As a child, I always had a goal that I always finished. If I had a class art project, I would do my very best to put in all my effort to create the best artwork I could possibly do. I persisted until I knew it was perfect.
At one point, in the fourth grade, I remember that I was doing so well that I decided to turn in two projects instead of the required one because of how great it felt. Because of this, my teachers would applaud me for my hard work, and for a ten-year-old, that feeling was wonderful.
I also played the piano. Back then, I was terrible at it. I constantly whined and complained about why I was unable to play Fur Elise perfectly and that very instant.
However, I eventually figured out that the whining would get me nowhere. Therefore, I persisted.
Now, as a college sophomore, it is difficult for me to finish a new song on the piano. I get to about the first three lines or one page, but something in the back of my mind tells me I am not doing well, and I just give up. Because of this, I know bits of incomplete songs.
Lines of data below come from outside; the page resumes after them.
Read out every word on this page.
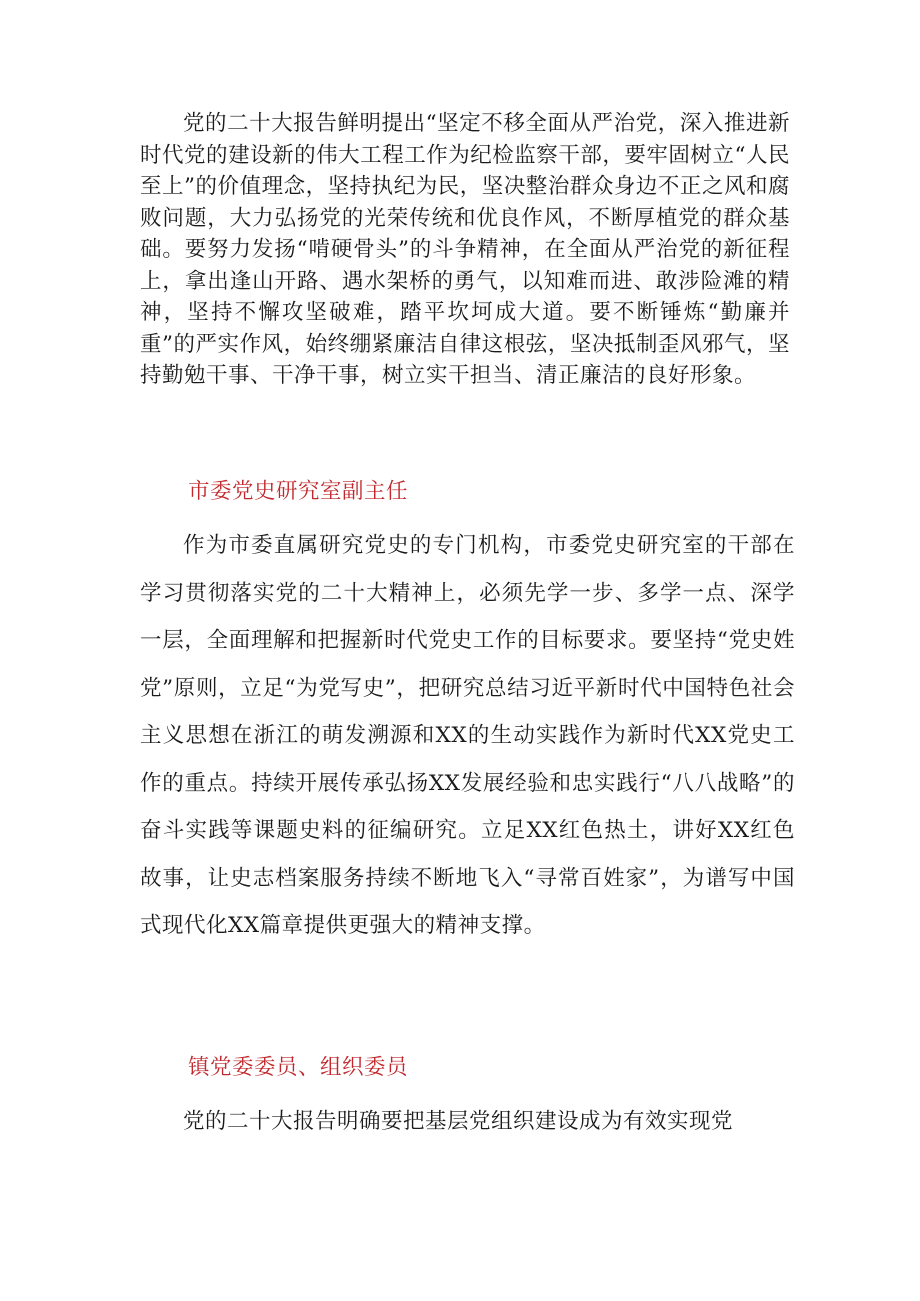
党的二十大报告鲜明提出“坚定不移全面从严治党，深入推进新时代党的建设新的伟大工程工作为纪检监察干部，要牢固树立“人民至上”的价值理念，坚持执纪为民，坚决整治群众身边不正之风和腐败问题，大力弘扬党的光荣传统和优良作风，不断厚植党的群众基础。要努力发扬“啃硬骨头”的斗争精神，在全面从严治党的新征程上，拿出逢山开路、遇水架桥的勇气，以知难而进、敢涉险滩的精神，坚持不懈攻坚破难，踏平坎坷成大道。要不断锤炼“勤廉并重”的严实作风，始终绷紧廉洁自律这根弦，坚决抵制歪风邪气，坚持勤勉干事、干净干事，树立实干担当、清正廉洁的良好形象。

市委党史研究室副主任

作为市委直属研究党史的专门机构，市委党史研究室的干部在学习贯彻落实党的二十大精神上，必须先学一步、多学一点、深学一层，全面理解和把握新时代党史工作的目标要求。要坚持“党史姓党”原则，立足“为党写史”，把研究总结习近平新时代中国特色社会主义思想在浙江的萌发溯源和XX的生动实践作为新时代XX党史工作的重点。持续开展传承弘扬XX发展经验和忠实践行“八八战略”的奋斗实践等课题史料的征编研究。立足XX红色热土，讲好XX红色故事，让史志档案服务持续不断地飞入“寻常百姓家”，为谱写中国式现代化XX篇章提供更强大的精神支撑。

镇党委委员、组织委员

党的二十大报告明确要把基层党组织建设成为有效实现党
At one point in high school, I turned in a poem to my teacher. He told me the idea was great, but it needed a few edits. I was astonished at the fact that he admired the possibility of what the poem could be.
Then, as I attempted to edit it, my mind told me I could not. I would stare at it for days trying to make it better. I knew it needed to be perfection before turning it in, and what I had then was in no way flawless. This poem, of what should have been a piece of art, turned into an incomplete failure.
For a time, I felt gross and disgusted with my decisions. This curse of aiming for perfection came back to hurt me with the curse of unfinished tasks and was a roadblock towards my success. Sometimes, I hate the fact that I do not get things done immediately that I choose the easier route of completion.
Obviously, this led to no source of growth, and I believe that the previously stagnant point in my life can be attributed to this attitude. Sure, choosing shortcuts and the easy way out may lead to your destination faster, but in a sense, you may not be physically and/or mentally prepared for what you are about to face.
Personally, I see my previous acts of taking the easier route as a form of incompletion because I never devoured into the full experience. As I write this, I am reminded that no one can be perfect immediately.
Everyone else had to work hard to get the results needed. One must study countless hours and put in the effort for a class in order to get the desired “A.”
If one wants to become fit, you cannot lift light weights or do cardio occasionally to expect drastic results. To maintain stronger relationships with my family and friends, I should reach out more often to depict what their relationship means to me. Looking back, I worked hard to get what I want. This persistence is what I need back in my life.